Rob1968 Sat Nov 21, 2015 09:59am

1979 Player-control foul limited to the player holding or dribbling the ball

1983 An airborne shooter is a player who has released the ball on a try and has not returned to the floor; player control extended to include the airborne shooter

Scrapper1 Wed Nov 25, 2015 08:29pm

Quote:

Originally Posted by Danvrapp (Post 970097)
To me, this implies that in previous years, a collegiate player could have left the floor, released a shot, <i>then plowed into a defender,</i> been whistled for a PC, have the ball go in the basket, and <b>still have been credited with two points!</b>

Any truth to this one?

Quote:

Originally Posted by Rich (Post 970098)
Yes.

Quote:

Originally Posted by JetMetFan (Post 970099)
In NCAAM, yes.

Actually, no. It has never been the case that a player could be charged with a player control foul and still score a basket.

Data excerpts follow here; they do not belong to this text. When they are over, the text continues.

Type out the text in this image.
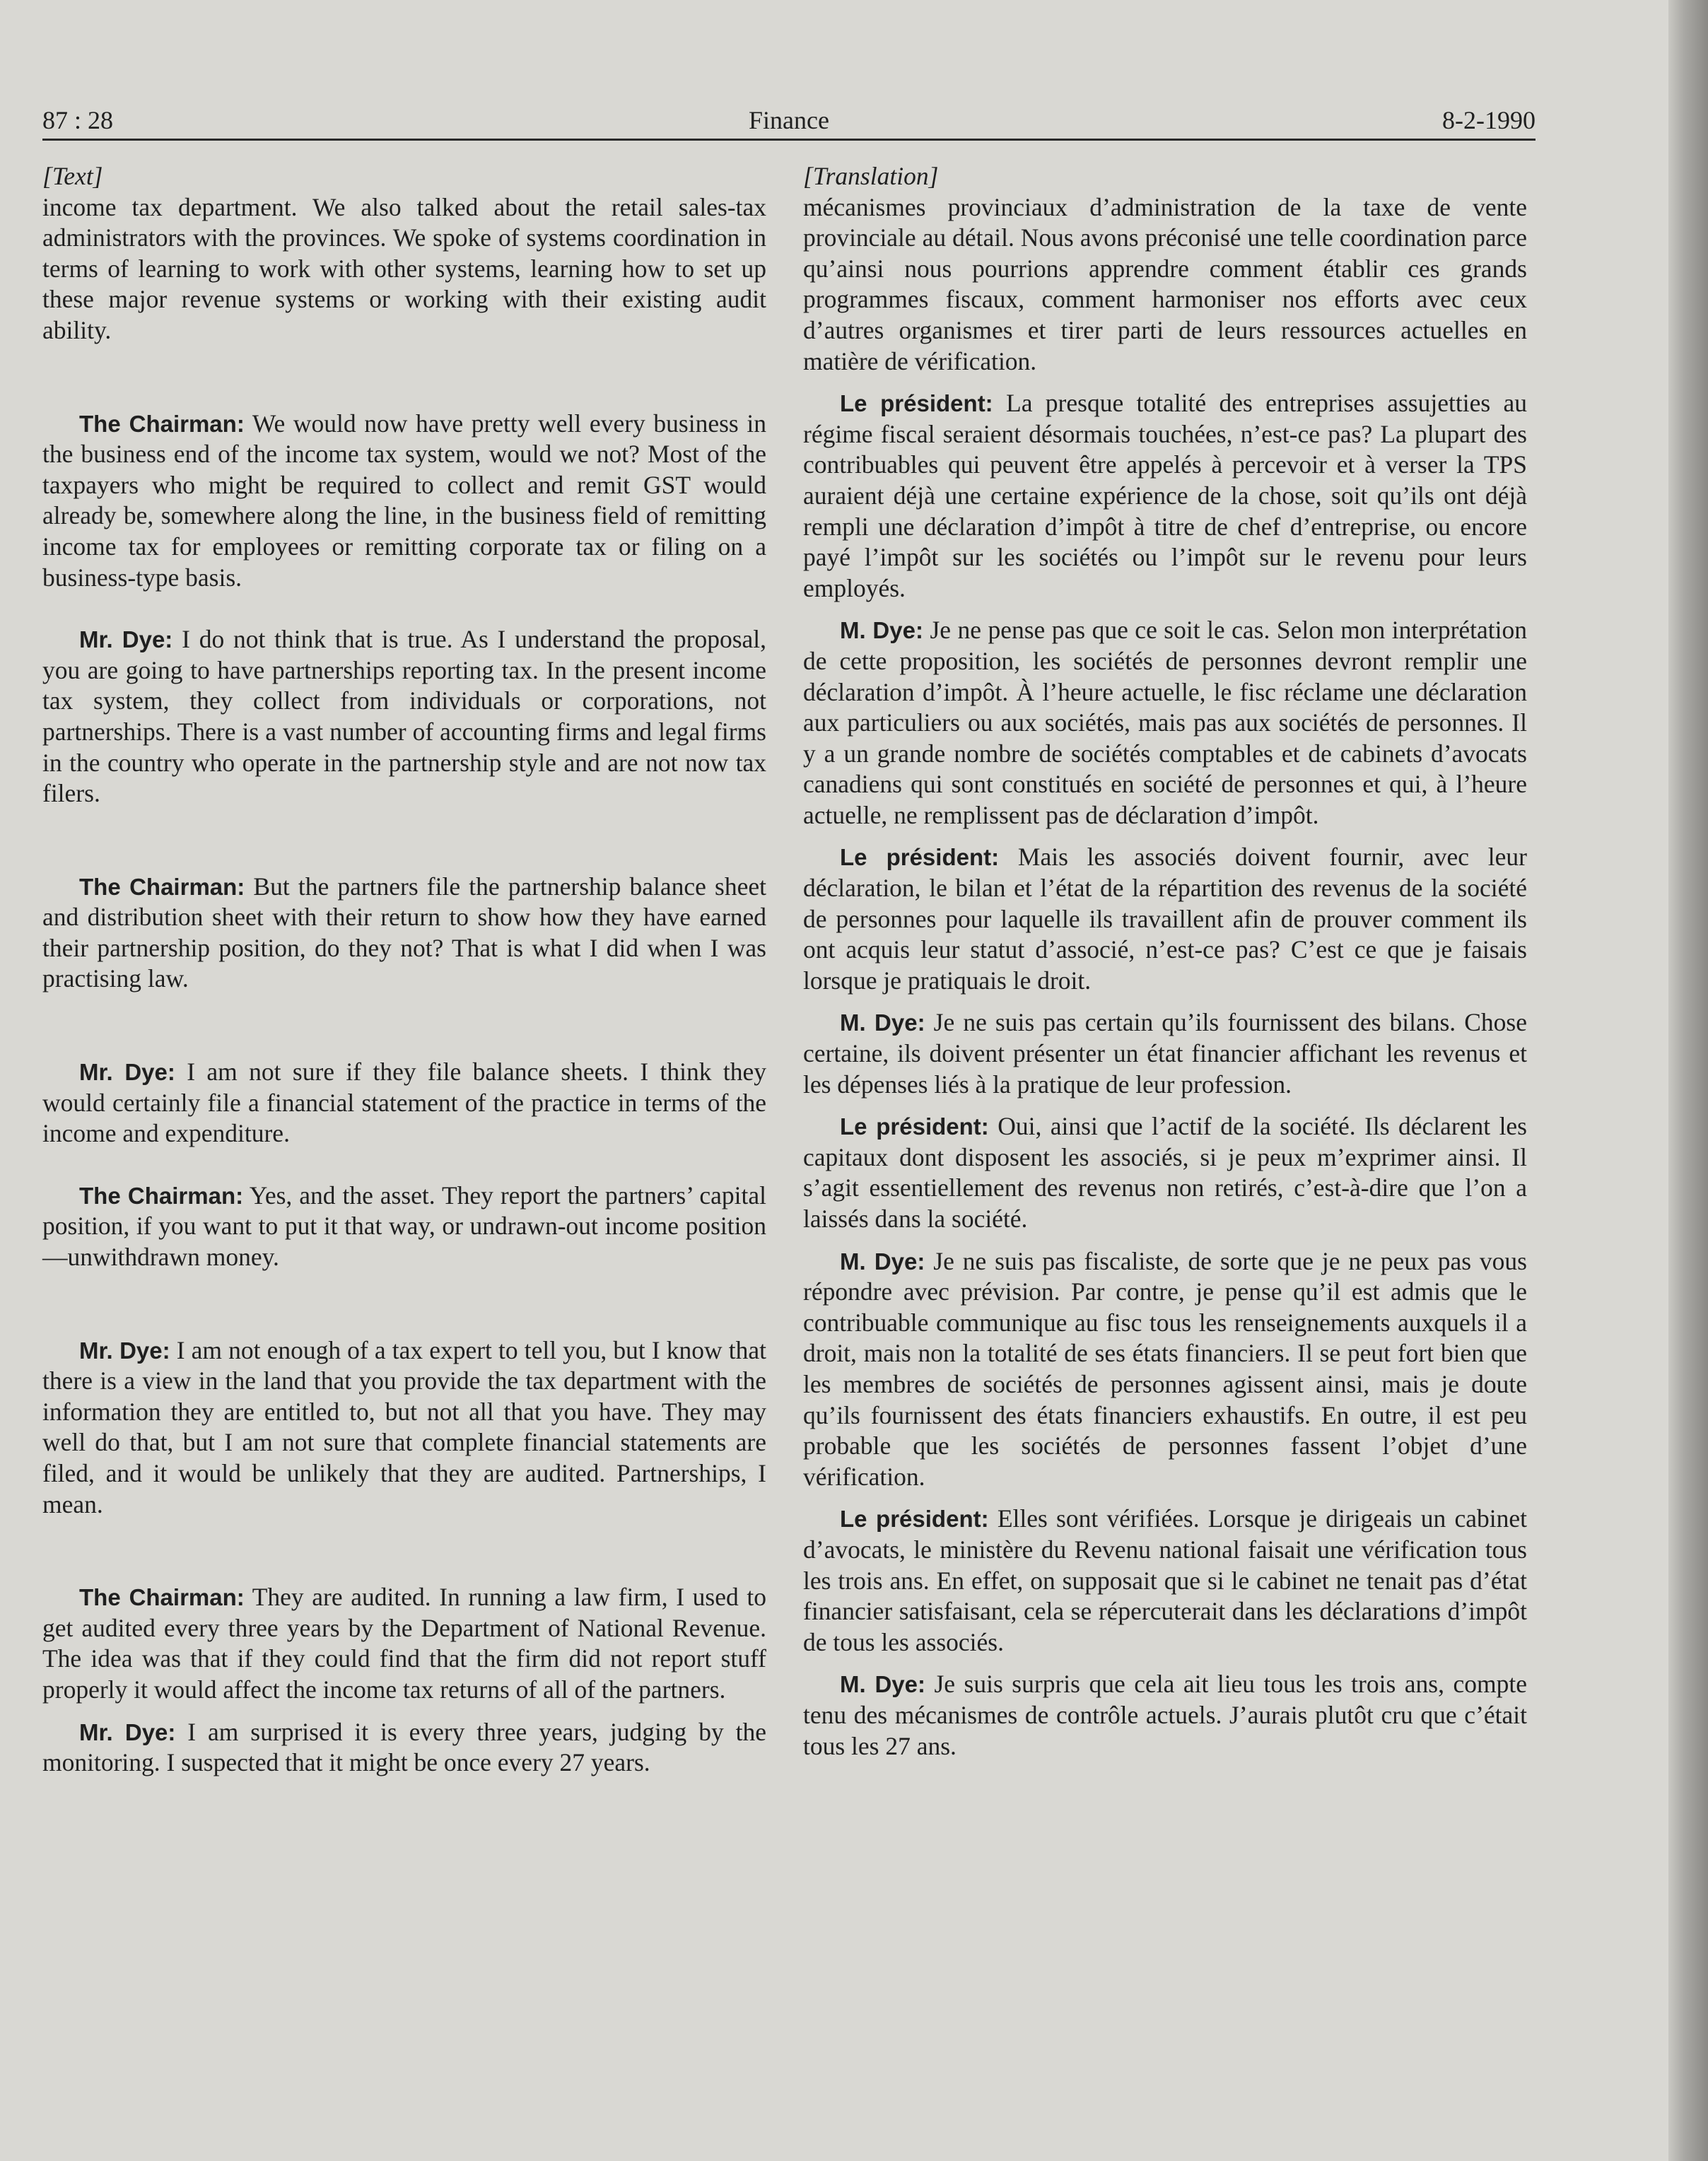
87 : 28	Finance	8-2-1990
[Text]

income tax department. We also talked about the retail sales-tax administrators with the provinces. We spoke of systems coordination in terms of learning to work with other systems, learning how to set up these major revenue systems or working with their existing audit ability.

The Chairman: We would now have pretty well every business in the business end of the income tax system, would we not? Most of the taxpayers who might be required to collect and remit GST would already be, somewhere along the line, in the business field of remitting income tax for employees or remitting corporate tax or filing on a business-type basis.

Mr. Dye: I do not think that is true. As I understand the proposal, you are going to have partnerships reporting tax. In the present income tax system, they collect from individuals or corporations, not partnerships. There is a vast number of accounting firms and legal firms in the country who operate in the partnership style and are not now tax filers.

The Chairman: But the partners file the partnership balance sheet and distribution sheet with their return to show how they have earned their partnership position, do they not? That is what I did when I was practising law.

Mr. Dye: I am not sure if they file balance sheets. I think they would certainly file a financial statement of the practice in terms of the income and expenditure.

The Chairman: Yes, and the asset. They report the partners’ capital position, if you want to put it that way, or undrawn-out income position—unwithdrawn money.

Mr. Dye: I am not enough of a tax expert to tell you, but I know that there is a view in the land that you provide the tax department with the information they are entitled to, but not all that you have. They may well do that, but I am not sure that complete financial statements are filed, and it would be unlikely that they are audited. Partnerships, I mean.

The Chairman: They are audited. In running a law firm, I used to get audited every three years by the Department of National Revenue. The idea was that if they could find that the firm did not report stuff properly it would affect the income tax returns of all of the partners.

Mr. Dye: I am surprised it is every three years, judging by the monitoring. I suspected that it might be once every 27 years.

[Translation]

mécanismes provinciaux d’administration de la taxe de vente provinciale au détail. Nous avons préconisé une telle coordination parce qu’ainsi nous pourrions apprendre comment établir ces grands programmes fiscaux, comment harmoniser nos efforts avec ceux d’autres organismes et tirer parti de leurs ressources actuelles en matière de vérification.

Le président: La presque totalité des entreprises assujetties au régime fiscal seraient désormais touchées, n’est-ce pas? La plupart des contribuables qui peuvent être appelés à percevoir et à verser la TPS auraient déjà une certaine expérience de la chose, soit qu’ils ont déjà rempli une déclaration d’impôt à titre de chef d’entreprise, ou encore payé l’impôt sur les sociétés ou l’impôt sur le revenu pour leurs employés.

M. Dye: Je ne pense pas que ce soit le cas. Selon mon interprétation de cette proposition, les sociétés de personnes devront remplir une déclaration d’impôt. À l’heure actuelle, le fisc réclame une déclaration aux particuliers ou aux sociétés, mais pas aux sociétés de personnes. Il y a un grande nombre de sociétés comptables et de cabinets d’avocats canadiens qui sont constitués en société de personnes et qui, à l’heure actuelle, ne remplissent pas de déclaration d’impôt.

Le président: Mais les associés doivent fournir, avec leur déclaration, le bilan et l’état de la répartition des revenus de la société de personnes pour laquelle ils travaillent afin de prouver comment ils ont acquis leur statut d’associé, n’est-ce pas? C’est ce que je faisais lorsque je pratiquais le droit.

M. Dye: Je ne suis pas certain qu’ils fournissent des bilans. Chose certaine, ils doivent présenter un état financier affichant les revenus et les dépenses liés à la pratique de leur profession.

Le président: Oui, ainsi que l’actif de la société. Ils déclarent les capitaux dont disposent les associés, si je peux m’exprimer ainsi. Il s’agit essentiellement des revenus non retirés, c’est-à-dire que l’on a laissés dans la société.

M. Dye: Je ne suis pas fiscaliste, de sorte que je ne peux pas vous répondre avec prévision. Par contre, je pense qu’il est admis que le contribuable communique au fisc tous les renseignements auxquels il a droit, mais non la totalité de ses états financiers. Il se peut fort bien que les membres de sociétés de personnes agissent ainsi, mais je doute qu’ils fournissent des états financiers exhaustifs. En outre, il est peu probable que les sociétés de personnes fassent l’objet d’une vérification.

Le président: Elles sont vérifiées. Lorsque je dirigeais un cabinet d’avocats, le ministère du Revenu national faisait une vérification tous les trois ans. En effet, on supposait que si le cabinet ne tenait pas d’état financier satisfaisant, cela se répercuterait dans les déclarations d’impôt de tous les associés.

M. Dye: Je suis surpris que cela ait lieu tous les trois ans, compte tenu des mécanismes de contrôle actuels. J’aurais plutôt cru que c’était tous les 27 ans.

When a player control foul occurs -- in NFHS or NCAA, for as long as I can remember -- the ball is dead immediately.

In previous years, an airborne shooter could release a try then charge into a defender and the basket would count; but that's because it was not a player control foul. Once the try was released, player control ended. So it was simply a common foul with no team control (like a rebounding foul); and if the ball went in, the basket was scored. But if the charge occurred prior to the release of the try, then it was a player control foul (since the shooter was still holding the ball), and no basket could be scored.

This year the definition of "player control foul" was changed to include a common foul by an airborne shooter.

I know I'm being a stickler, and I know Rich and Jet both know this. But I thought it might be important to understand exactly why the old rule yielded that strange result, and it no longer does.